Press Releases
Lawmakers Begin Steps to Improve Popular Small Business Lending Program
Washington, DC,
January 17, 2018
Includes Velázquez Provision to Keep Loans Flowing to Small Firms
In a hearing today before the House Small Business Committee, Members of Congress began reviewing bipartisan legislation to strengthen and improve the Small Business Administration’s flagship lending program. Lawmakers heard from a range of lenders and industry witnesses who testified on how the bill, H.R.4743, the “Small Business 7(a) Lender Oversight Reform Act” could improve the flow of capital to entrepreneurs.
“Without access to affordable credit, small businesses can’t stock their shelves, upgrade equipment or expand their operations, creating jobs along the way,” said Rep. Nydia M. Velázquez (D-NY), the Committee’s top Democrat. “The SBA’s 7(a) initiative is an important mechanism for helping firms access capital and the legislation we are discussing today will help ensure this initiative fires on all cylinders, ensuring more entrepreneurs can secure financing.”
Lawmakers noted that the 7(a) program – which provides government guarantees for loans provided to small businesses by private lenders – has reached record volumes. In 2017, the program made 62,400 loans totaling $25.4 billion - an all-time high. At the same time, conventional loans to small firms have not rebounded at the same rate as loans for larger companies, underscoring the 7(a) program’s continued importance.
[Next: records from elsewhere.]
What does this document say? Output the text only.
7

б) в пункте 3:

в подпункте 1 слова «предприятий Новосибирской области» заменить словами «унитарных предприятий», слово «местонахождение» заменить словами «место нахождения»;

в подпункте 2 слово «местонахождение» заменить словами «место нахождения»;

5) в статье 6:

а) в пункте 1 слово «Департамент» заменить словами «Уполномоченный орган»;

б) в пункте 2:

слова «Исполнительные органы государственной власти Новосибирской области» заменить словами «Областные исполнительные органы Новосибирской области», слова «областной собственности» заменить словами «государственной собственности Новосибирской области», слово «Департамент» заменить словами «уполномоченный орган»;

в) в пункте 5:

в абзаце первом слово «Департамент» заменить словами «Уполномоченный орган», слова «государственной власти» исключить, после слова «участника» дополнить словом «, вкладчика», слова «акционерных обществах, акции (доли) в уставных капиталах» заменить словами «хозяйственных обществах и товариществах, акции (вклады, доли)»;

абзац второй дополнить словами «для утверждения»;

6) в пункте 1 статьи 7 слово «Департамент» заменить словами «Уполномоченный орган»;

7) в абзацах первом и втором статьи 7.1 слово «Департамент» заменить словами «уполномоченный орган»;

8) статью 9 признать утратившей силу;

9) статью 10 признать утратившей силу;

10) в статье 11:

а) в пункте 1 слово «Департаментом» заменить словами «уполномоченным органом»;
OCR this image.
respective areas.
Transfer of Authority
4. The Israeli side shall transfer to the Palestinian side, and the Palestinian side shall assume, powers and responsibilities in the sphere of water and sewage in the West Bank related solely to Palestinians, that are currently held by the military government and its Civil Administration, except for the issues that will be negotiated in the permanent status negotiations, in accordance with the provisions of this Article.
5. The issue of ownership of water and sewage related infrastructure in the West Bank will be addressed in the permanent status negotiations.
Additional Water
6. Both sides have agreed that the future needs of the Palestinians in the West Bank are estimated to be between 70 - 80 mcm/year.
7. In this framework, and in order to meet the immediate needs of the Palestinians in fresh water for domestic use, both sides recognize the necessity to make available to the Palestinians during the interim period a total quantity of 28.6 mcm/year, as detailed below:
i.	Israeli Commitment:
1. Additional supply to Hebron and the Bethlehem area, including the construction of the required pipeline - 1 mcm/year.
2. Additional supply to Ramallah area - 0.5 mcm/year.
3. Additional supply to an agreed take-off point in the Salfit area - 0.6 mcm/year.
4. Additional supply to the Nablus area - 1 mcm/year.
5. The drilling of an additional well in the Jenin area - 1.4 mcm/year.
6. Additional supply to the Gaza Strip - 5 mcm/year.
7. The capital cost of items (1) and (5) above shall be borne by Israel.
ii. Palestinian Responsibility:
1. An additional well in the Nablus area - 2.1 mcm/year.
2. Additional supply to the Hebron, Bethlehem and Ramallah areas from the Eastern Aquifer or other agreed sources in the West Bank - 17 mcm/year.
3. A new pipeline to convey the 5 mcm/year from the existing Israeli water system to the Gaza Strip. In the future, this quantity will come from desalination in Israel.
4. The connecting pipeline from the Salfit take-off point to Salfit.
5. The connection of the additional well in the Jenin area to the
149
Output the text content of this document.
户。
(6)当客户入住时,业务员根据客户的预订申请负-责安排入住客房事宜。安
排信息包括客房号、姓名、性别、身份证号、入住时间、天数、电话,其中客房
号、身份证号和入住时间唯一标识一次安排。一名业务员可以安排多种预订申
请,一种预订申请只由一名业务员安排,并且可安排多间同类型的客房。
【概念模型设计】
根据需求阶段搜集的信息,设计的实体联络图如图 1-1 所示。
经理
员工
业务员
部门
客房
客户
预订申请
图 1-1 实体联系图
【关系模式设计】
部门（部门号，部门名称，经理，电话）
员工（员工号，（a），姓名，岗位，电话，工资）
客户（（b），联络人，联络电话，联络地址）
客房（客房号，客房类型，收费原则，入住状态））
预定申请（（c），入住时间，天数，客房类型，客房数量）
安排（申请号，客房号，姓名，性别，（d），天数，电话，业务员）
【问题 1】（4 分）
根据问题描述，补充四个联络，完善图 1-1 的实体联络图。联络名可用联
The bipartisan bill discussed today would institute several reforms to the program. Notably, it contains a provision, based on previous legislation authored by Velázquez, that would authorize the SBA Administrator to request additional lending capacity from Congress to meet unexpected demand late in a fiscal year. In 2015, the program reached its lending cap, resulting in a suspension of small business lending before Congress ultimately intervened, raising the cap.
“When SBA-backed loans stopped flowing in 2015, many entrepreneurs had to put on hold plans to expand and create jobs,” noted Velázquez. “This bill will prevent us from running into that problem in the future and ensure a steady flow of credit to Main Street small businesses.”
Other changes in the bill would improve the “credit elsewhere” test, which ensures the 7(a) program serves small businesses who struggle to secure loans from conventional lenders. The Act would also improve transparency in the 7(a) program by codifying the Office of Credit Risk Management and Lender Oversight Committee, and requiring the Office to submit a budget justifying the fees, salaries, and expenses used to carry out oversight functions.
H.R. 4743 and its identical Senate companion bill were collaboratively developed by Velázquez, Rep. Steve Chabot (R-OH), the Chair of the House Small Business Committee, and Senators Risch (R-ID) and Shaheen (D-NH), the Chairman and Ranking Member of the Senate Committee on Small Business and Entrepreneurship.
“This bill makes commonsense reforms that will benefit small firms and their employees,” Velázquez concluded. “Today’s hearing provided important industry insight on the bill and I’m pleased that, overall, the response to these proposals was remarkably positive. I look forward to working with Chairman Chabot in coming weeks to move this bill toward enactment.”